West continued to prefer using paper maps over GNSS-based navigation systems, saying: "I'm a doer, hands-on kind of person. If I can see the road and see where it turns and see where it went, I am more sure."

West died in Fredericksburg, Virginia, on January 17, 2026, at the age of 95.

== Legacy ==

West being inducted into the Air Force Space and Missile Pioneers Hall of Fame in 2018

West's vital contributions to GPS technology were recognized when a member of her sorority Alpha Kappa Alpha read a short biography West had submitted for an alumni function. Even West's own children did not previously know about their mother's role in creating GPS because West avoided talking about her work, much of which was classified as secret.

West was inducted into the United States Air Force Hall of Fame in 2018, one of the highest honors bestowed by Air Force Space Command (AFSPC). The AFSPC press release hailed her as one of "the 'Hidden Figures' part of the team who did computing for the US military in the era before electronic systems", a reference to the 2016 book by Margot Lee Shetterly, which was adapted into the film Hidden Figures. Captain Godfrey Weekes, commanding officer at the Naval Surface Warfare Center Dahlgren Division, described the role played by West in the development of Global Positioning System: "She rose through the ranks, worked on the satellite geodesy, and contributed to the accuracy of GPS and the measurement of satellite data. As Gladys West started her career ... in 1956, she likely had no idea that her work would impact the world for decades to come". West was the project manager in the development of Seasat, the first satellite that monitored the oceans. Her research continued with programming an IBM 7030 Stretch Computer used to create a geodetic model of the shape of the Earth. West agreed, saying "When you're working every day, you're not thinking, 'What impact is this going to have on the world?' You're thinking, 'I've got to get this right.

As an alumna of Virginia State University, West was named Female Alumna of the Year at the Historically Black Colleges and Universities Awards in 2018.

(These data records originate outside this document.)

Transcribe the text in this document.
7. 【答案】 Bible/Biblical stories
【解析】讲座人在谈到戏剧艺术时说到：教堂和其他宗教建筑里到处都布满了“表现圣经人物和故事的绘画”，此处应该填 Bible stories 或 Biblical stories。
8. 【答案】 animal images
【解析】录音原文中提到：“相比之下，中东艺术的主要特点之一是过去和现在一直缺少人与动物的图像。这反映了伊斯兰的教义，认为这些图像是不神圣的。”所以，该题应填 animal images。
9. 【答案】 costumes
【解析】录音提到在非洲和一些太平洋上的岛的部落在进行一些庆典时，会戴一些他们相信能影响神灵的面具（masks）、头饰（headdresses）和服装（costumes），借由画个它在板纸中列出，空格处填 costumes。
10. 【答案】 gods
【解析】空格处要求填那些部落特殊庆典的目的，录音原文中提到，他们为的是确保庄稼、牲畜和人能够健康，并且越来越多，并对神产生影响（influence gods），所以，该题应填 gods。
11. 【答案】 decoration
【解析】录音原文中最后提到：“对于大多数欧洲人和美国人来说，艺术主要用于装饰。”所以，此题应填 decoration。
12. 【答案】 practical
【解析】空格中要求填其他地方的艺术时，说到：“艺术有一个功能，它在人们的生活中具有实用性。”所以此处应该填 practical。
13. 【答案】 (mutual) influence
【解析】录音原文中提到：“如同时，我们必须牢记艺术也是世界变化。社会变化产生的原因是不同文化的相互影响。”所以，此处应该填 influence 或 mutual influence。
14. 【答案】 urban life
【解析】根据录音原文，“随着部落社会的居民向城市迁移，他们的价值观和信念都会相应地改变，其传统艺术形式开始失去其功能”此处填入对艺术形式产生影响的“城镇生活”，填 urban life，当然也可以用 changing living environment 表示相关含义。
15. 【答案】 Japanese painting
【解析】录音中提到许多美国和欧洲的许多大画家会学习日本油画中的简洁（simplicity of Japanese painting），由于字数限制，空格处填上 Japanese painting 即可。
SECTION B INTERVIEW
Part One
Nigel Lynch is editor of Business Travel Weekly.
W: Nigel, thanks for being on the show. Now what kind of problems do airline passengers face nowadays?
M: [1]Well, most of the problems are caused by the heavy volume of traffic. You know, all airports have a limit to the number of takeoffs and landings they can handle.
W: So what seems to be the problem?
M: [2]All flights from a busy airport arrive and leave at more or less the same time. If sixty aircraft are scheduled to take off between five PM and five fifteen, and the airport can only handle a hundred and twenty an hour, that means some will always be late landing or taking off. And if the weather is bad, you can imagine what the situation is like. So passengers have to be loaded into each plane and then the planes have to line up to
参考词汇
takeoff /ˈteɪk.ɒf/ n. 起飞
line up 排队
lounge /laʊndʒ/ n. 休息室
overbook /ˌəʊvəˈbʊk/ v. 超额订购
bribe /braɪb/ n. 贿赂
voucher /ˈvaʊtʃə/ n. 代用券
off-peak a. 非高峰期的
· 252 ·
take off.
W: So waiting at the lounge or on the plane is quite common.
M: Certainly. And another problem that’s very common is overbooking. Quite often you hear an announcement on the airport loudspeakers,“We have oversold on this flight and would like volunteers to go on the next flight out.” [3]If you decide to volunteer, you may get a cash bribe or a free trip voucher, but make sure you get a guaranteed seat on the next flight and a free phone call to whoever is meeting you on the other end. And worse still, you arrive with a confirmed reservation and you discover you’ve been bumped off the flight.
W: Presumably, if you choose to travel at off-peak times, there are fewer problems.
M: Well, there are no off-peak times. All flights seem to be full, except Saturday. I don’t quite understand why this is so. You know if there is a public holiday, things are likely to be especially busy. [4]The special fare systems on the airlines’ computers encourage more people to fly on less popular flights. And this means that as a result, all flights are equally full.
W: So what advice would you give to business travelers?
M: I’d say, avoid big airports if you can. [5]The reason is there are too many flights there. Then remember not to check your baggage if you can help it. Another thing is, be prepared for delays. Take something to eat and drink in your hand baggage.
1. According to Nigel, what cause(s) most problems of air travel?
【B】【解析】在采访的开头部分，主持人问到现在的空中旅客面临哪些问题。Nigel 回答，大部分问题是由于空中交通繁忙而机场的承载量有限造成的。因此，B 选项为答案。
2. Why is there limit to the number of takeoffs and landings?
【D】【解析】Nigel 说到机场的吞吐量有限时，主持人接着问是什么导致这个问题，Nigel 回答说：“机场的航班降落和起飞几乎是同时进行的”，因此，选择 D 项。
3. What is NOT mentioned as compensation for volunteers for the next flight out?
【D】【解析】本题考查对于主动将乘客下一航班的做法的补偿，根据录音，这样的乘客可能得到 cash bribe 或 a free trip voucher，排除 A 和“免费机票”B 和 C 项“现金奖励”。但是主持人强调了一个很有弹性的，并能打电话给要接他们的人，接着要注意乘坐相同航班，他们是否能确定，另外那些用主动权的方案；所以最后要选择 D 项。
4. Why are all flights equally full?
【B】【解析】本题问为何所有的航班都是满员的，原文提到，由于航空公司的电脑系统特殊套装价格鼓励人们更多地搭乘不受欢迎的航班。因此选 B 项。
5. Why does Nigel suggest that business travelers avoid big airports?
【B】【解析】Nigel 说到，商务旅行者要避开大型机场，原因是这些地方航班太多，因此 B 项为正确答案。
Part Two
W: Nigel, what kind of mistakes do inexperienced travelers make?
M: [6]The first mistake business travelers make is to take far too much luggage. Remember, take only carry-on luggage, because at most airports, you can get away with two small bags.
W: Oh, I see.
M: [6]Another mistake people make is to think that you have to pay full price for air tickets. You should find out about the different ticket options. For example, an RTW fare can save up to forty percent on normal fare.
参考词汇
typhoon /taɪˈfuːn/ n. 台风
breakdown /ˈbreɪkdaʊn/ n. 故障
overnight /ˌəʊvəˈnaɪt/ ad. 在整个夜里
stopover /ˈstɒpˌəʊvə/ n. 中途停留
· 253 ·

West was selected by the BBC as part of their 100 Women of 2018. In 2021, the UK's Royal Academy of Engineering awarded her the Prince Philip Medal, its highest individual honor.

In 2024, Virginia's Fredericksburg City School Board voted to name its third elementary school in her honor, Gladys West Elementary School. West was awarded the Institute of Electrical and Electronics Engineers' President's Award in 2024. Her contributions to the leading science were later valorized in an obituary published in the leading scientific journal Nature.

== Publications ==
- West, Gladys B. (1979). "Smoothing of Geos 3 satellite radar altimeter data"
- "SEASAT Satellite Radar Altimetry Data Processing System." (1981)
- West, Gladys B. (1982). "Mean Earth ellipsoid determined from SEASAT 1 altimetric observations"
- "Data Processing System Specifications for the GEOSAT Satellite Radar Altimeter."